During the Cold War, the US believed it had successfully deterred the Soviet use of nuclear weaponry thanks to its Mutually Assured Destruction doctrine, but historians who have read declassified Moscow documents realise that this was delusional. The USSR was planning to use nukes tactically early on in any conflict with Nato. Does such thinking persist in Moscow today, or in any other nuclear power? How would we respond to an “accidental” conventional bombardment of a target in Poland? Or the tactical use of nuclear weapons by Russia in Ukraine?


Our pseudo-rational West continues to misunderstand how despotic leaders calculate what is in their best interests, why high-stakes gambles might make sense to them and how the West itself is being misread by others. We are too influenced by low-grade game theory, and keep dismissing the possibility of another world war as “unthinkable”.


The classic example, as recounted by Keith Payne in his seminal The Fallacies of Cold War Deterrence and a New Direction, is when Dean Acheson told Roosevelt in August 1941, four months prior to Pearl Harbor, that “no rational Japanese could believe an attack on us could result in anything but disaster for his country”. Acheson was right that it would end terribly for Tokyo, but he miscalculated fatally by not realising that the Japanese establishment had convinced itself that it was actually “doomed” if it didn’t attack. It believed it had no choice – Putin, head of an evil, declining gangster state, may have had similar thoughts.


For all our modern communications, human beings still haven’t learnt to understand one another. We remain unable to get into the heads of our foes, to truly comprehend their thinking, their fears (however wrongheaded), their assumptions and their values (however disgusting). We are too abstract, insufficiently focused on personalities, and too morally arrogant, assuming Russia or China perfectly understand our politics, our knowledge, our values and our reaction functions.


We don’t grasp reasoning or impulses that are outside of our box, our ethical system. We thus keep failing to predict how rogue countries will behave. We don’t understand their perceived trade-offs. The problem, as Payne argues, is that we confuse rationality with reasonableness or with what we deem to be sensible.
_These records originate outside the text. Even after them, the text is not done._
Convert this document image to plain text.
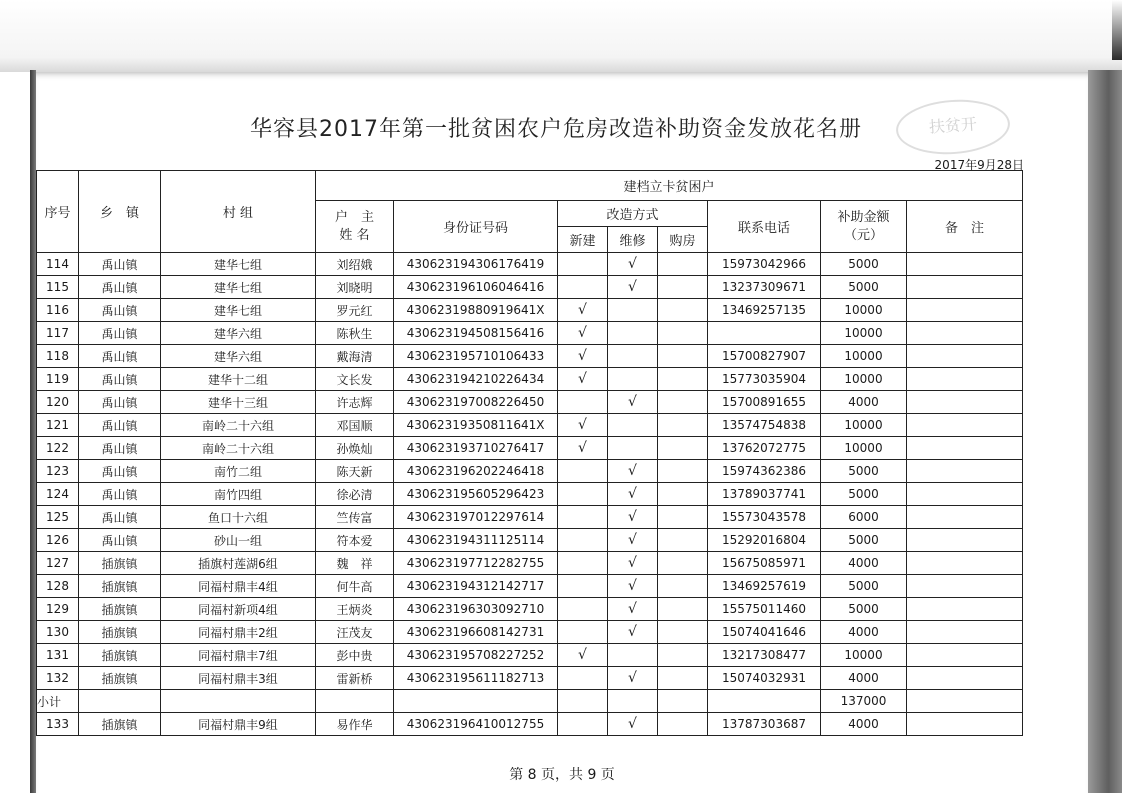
华容县2017年第一批贫困农户危房改造补助资金发放花名册	扶贫开
2017年9月28日
序号	乡　镇	村 组	建档立卡贫困户							
			户　主
姓 名	身份证号码	改造方式			联系电话	补助金额
（元）	备　注
					新建	维修	购房			
114	禹山镇	建华七组	刘绍娥	430623194306176419		√		15973042966	5000	
115	禹山镇	建华七组	刘晓明	430623196106046416		√		13237309671	5000	
116	禹山镇	建华七组	罗元红	43062319880919641X	√			13469257135	10000	
117	禹山镇	建华六组	陈秋生	430623194508156416	√				10000	
118	禹山镇	建华六组	戴海清	430623195710106433	√			15700827907	10000	
119	禹山镇	建华十二组	文长发	430623194210226434	√			15773035904	10000	
120	禹山镇	建华十三组	许志辉	430623197008226450		√		15700891655	4000	
121	禹山镇	南岭二十六组	邓国顺	43062319350811641X	√			13574754838	10000	
122	禹山镇	南岭二十六组	孙焕灿	430623193710276417	√			13762072775	10000	
123	禹山镇	南竹二组	陈天新	430623196202246418		√		15974362386	5000	
124	禹山镇	南竹四组	徐必清	430623195605296423		√		13789037741	5000	
125	禹山镇	鱼口十六组	竺传富	430623197012297614		√		15573043578	6000	
126	禹山镇	砂山一组	符本爱	430623194311125114		√		15292016804	5000	
127	插旗镇	插旗村莲湖6组	魏　祥	430623197712282755		√		15675085971	4000	
128	插旗镇	同福村鼎丰4组	何牛高	430623194312142717		√		13469257619	5000	
129	插旗镇	同福村新项4组	王炳炎	430623196303092710		√		15575011460	5000	
130	插旗镇	同福村鼎丰2组	汪茂友	430623196608142731		√		15074041646	4000	
131	插旗镇	同福村鼎丰7组	彭中贵	430623195708227252	√			13217308477	10000	
132	插旗镇	同福村鼎丰3组	雷新桥	430623195611182713		√		15074032931	4000	
小计									137000	
133	插旗镇	同福村鼎丰9组	易作华	430623196410012755		√		13787303687	4000	
第 8 页，共 9 页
A fundamental disconnect is staring us in the face: science and technology keep on improving, making war ever-more dangerous, destructive and easy, but the West’s statecraft has atrophied, together with our political institutions, our understanding of history, our diplomacy and our ability to think clearly about risk. Unless Britain, America and others dramatically up their game, the outlook for world peace is looking ever grimmer.